Mathematically, Bayes’ theorem can be expressed as: \[ P(A | B) = \frac{P(B | A) \cdot P(A)}{P(B)} \]
where:

• \( P(A | B) \) is the conditional probability of event A occurring given that B is true.
• \( P(B | A) \) is the conditional probability of event B occurring given that A is true.
• \( P(A) \) is the probability of event A.
• \( P(B) \) is the probability of event B.

To apply Bayes' theorem to our problem, we substitute \( A \) with event S (a background check performed by a state or local agency) and \( B \) with event R (a blocked gun sale). This allows us to calculate the probability \( P(S | R) \), which is the chance the check was made by state or local agencies given that the sale was blocked.

Conditional Probability

Conditional probability is the probability of an event occurring given that another event has already occurred. The symbol \( P(A | B) \) denotes the probability of event A occurring under the condition that B has occurred.

In the exercise, we have two conditional probabilities of interest: \( P(R | F) \), the probability that a gun purchase is rejected by the FBI; and \( P(R | S) \), the probability that a gun purchase is rejected by a state or local agency. These probabilities reflect how likely it is for a sale to be blocked given the organization performing the check.

Understanding conditional probability is crucial because it helps us make more informed decisions based on existing knowledge. For instance, knowing that state and local agencies have a higher rejection rate than the FBI (\( P(R | S) > P(R | F) \)) can influence policy or staffing decisions related to gun purchase screening processes.

Probability Estimation

Probability estimation involves determining the likelihood of each outcome of an event based on given data or prior experiences. In statistics, it's crucial to accurately estimate probabilities to make valid predictions and understand the risks or chances associated with different events.

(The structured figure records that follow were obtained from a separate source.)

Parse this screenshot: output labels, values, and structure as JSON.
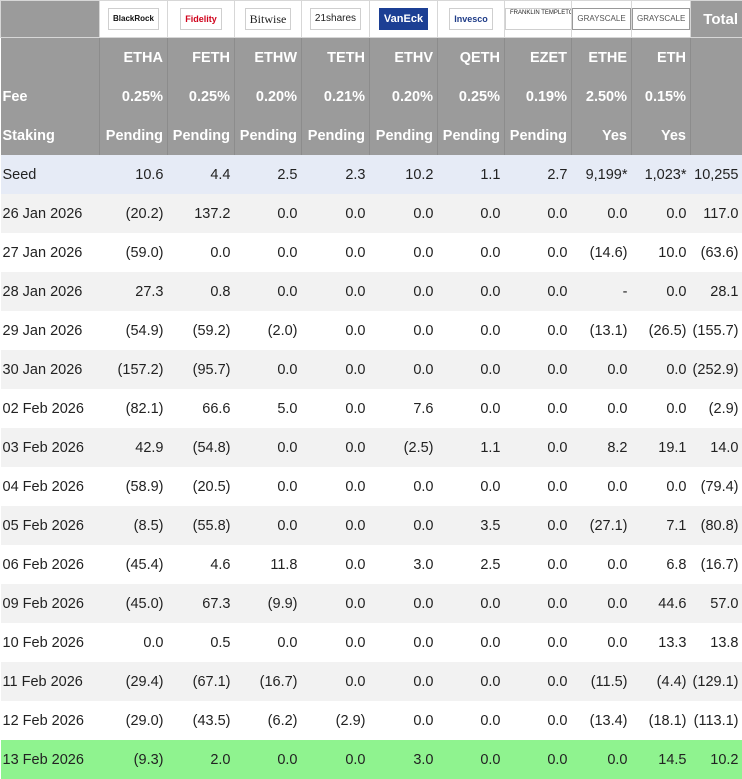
{
  "issuers": [
    "BlackRock",
    "Fidelity",
    "Bitwise",
    "21shares",
    "VanEck",
    "Invesco",
    "FRANKLIN TEMPLETON",
    "GRAYSCALE",
    "GRAYSCALE"
  ],
  "total_label": "Total",
  "tickers": [
    "ETHA",
    "FETH",
    "ETHW",
    "TETH",
    "ETHV",
    "QETH",
    "EZET",
    "ETHE",
    "ETH"
  ],
  "fee_label": "Fee",
  "fees": [
    "0.25%",
    "0.25%",
    "0.20%",
    "0.21%",
    "0.20%",
    "0.25%",
    "0.19%",
    "2.50%",
    "0.15%"
  ],
  "staking_label": "Staking",
  "staking": [
    "Pending",
    "Pending",
    "Pending",
    "Pending",
    "Pending",
    "Pending",
    "Pending",
    "Yes",
    "Yes"
  ],
  "rows": [
    {
      "label": "Seed",
      "cells": [
        "10.6",
        "4.4",
        "2.5",
        "2.3",
        "10.2",
        "1.1",
        "2.7",
        "9,199*",
        "1,023*",
        "10,255"
      ]
    },
    {
      "label": "26 Jan 2026",
      "cells": [
        "(20.2)",
        "137.2",
        "0.0",
        "0.0",
        "0.0",
        "0.0",
        "0.0",
        "0.0",
        "0.0",
        "117.0"
      ]
    },
    {
      "label": "27 Jan 2026",
      "cells": [
        "(59.0)",
        "0.0",
        "0.0",
        "0.0",
        "0.0",
        "0.0",
        "0.0",
        "(14.6)",
        "10.0",
        "(63.6)"
      ]
    },
    {
      "label": "28 Jan 2026",
      "cells": [
        "27.3",
        "0.8",
        "0.0",
        "0.0",
        "0.0",
        "0.0",
        "0.0",
        "-",
        "0.0",
        "28.1"
      ]
    },
    {
      "label": "29 Jan 2026",
      "cells": [
        "(54.9)",
        "(59.2)",
        "(2.0)",
        "0.0",
        "0.0",
        "0.0",
        "0.0",
        "(13.1)",
        "(26.5)",
        "(155.7)"
      ]
    },
    {
      "label": "30 Jan 2026",
      "cells": [
        "(157.2)",
        "(95.7)",
        "0.0",
        "0.0",
        "0.0",
        "0.0",
        "0.0",
        "0.0",
        "0.0",
        "(252.9)"
      ]
    },
    {
      "label": "02 Feb 2026",
      "cells": [
        "(82.1)",
        "66.6",
        "5.0",
        "0.0",
        "7.6",
        "0.0",
        "0.0",
        "0.0",
        "0.0",
        "(2.9)"
      ]
    },
    {
      "label": "03 Feb 2026",
      "cells": [
        "42.9",
        "(54.8)",
        "0.0",
        "0.0",
        "(2.5)",
        "1.1",
        "0.0",
        "8.2",
        "19.1",
        "14.0"
      ]
    },
    {
      "label": "04 Feb 2026",
      "cells": [
        "(58.9)",
        "(20.5)",
        "0.0",
        "0.0",
        "0.0",
        "0.0",
        "0.0",
        "0.0",
        "0.0",
        "(79.4)"
      ]
    },
    {
      "label": "05 Feb 2026",
      "cells": [
        "(8.5)",
        "(55.8)",
        "0.0",
        "0.0",
        "0.0",
        "3.5",
        "0.0",
        "(27.1)",
        "7.1",
        "(80.8)"
      ]
    },
    {
      "label": "06 Feb 2026",
      "cells": [
        "(45.4)",
        "4.6",
        "11.8",
        "0.0",
        "3.0",
        "2.5",
        "0.0",
        "0.0",
        "6.8",
        "(16.7)"
      ]
    },
    {
      "label": "09 Feb 2026",
      "cells": [
        "(45.0)",
        "67.3",
        "(9.9)",
        "0.0",
        "0.0",
        "0.0",
        "0.0",
        "0.0",
        "44.6",
        "57.0"
      ]
    },
    {
      "label": "10 Feb 2026",
      "cells": [
        "0.0",
        "0.5",
        "0.0",
        "0.0",
        "0.0",
        "0.0",
        "0.0",
        "0.0",
        "13.3",
        "13.8"
      ]
    },
    {
      "label": "11 Feb 2026",
      "cells": [
        "(29.4)",
        "(67.1)",
        "(16.7)",
        "0.0",
        "0.0",
        "0.0",
        "0.0",
        "(11.5)",
        "(4.4)",
        "(129.1)"
      ]
    },
    {
      "label": "12 Feb 2026",
      "cells": [
        "(29.0)",
        "(43.5)",
        "(6.2)",
        "(2.9)",
        "0.0",
        "0.0",
        "0.0",
        "(13.4)",
        "(18.1)",
        "(113.1)"
      ]
    },
    {
      "label": "13 Feb 2026",
      "cells": [
        "(9.3)",
        "2.0",
        "0.0",
        "0.0",
        "3.0",
        "0.0",
        "0.0",
        "0.0",
        "14.5",
        "10.2"
      ]
    }
  ],
  "colors": {
    "header_bg": "#9b9b9b",
    "negative": "#e02424",
    "seed_bg": "#e6ebf6",
    "latest_bg": "#8ff38f"
  }
}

In our exercise, we estimated probabilities such as \( P(F) \) and \( P(S) \), which are the chances of a gun purchase background check being performed by the FBI or by state and local authorities, respectively. We also estimated \( P(R | F) \) and \( P(R | S) \), the probabilities of a sale being rejected conditional on who is doing the checking.

Through careful estimation of these probabilities, we can derive further insights, such as \( P(S | R) \) by following procedural steps to apply Bayes' theorem. Each step in the probability estimation process helps unravel a deeper understanding of the underlying mechanics of the events we are analyzing.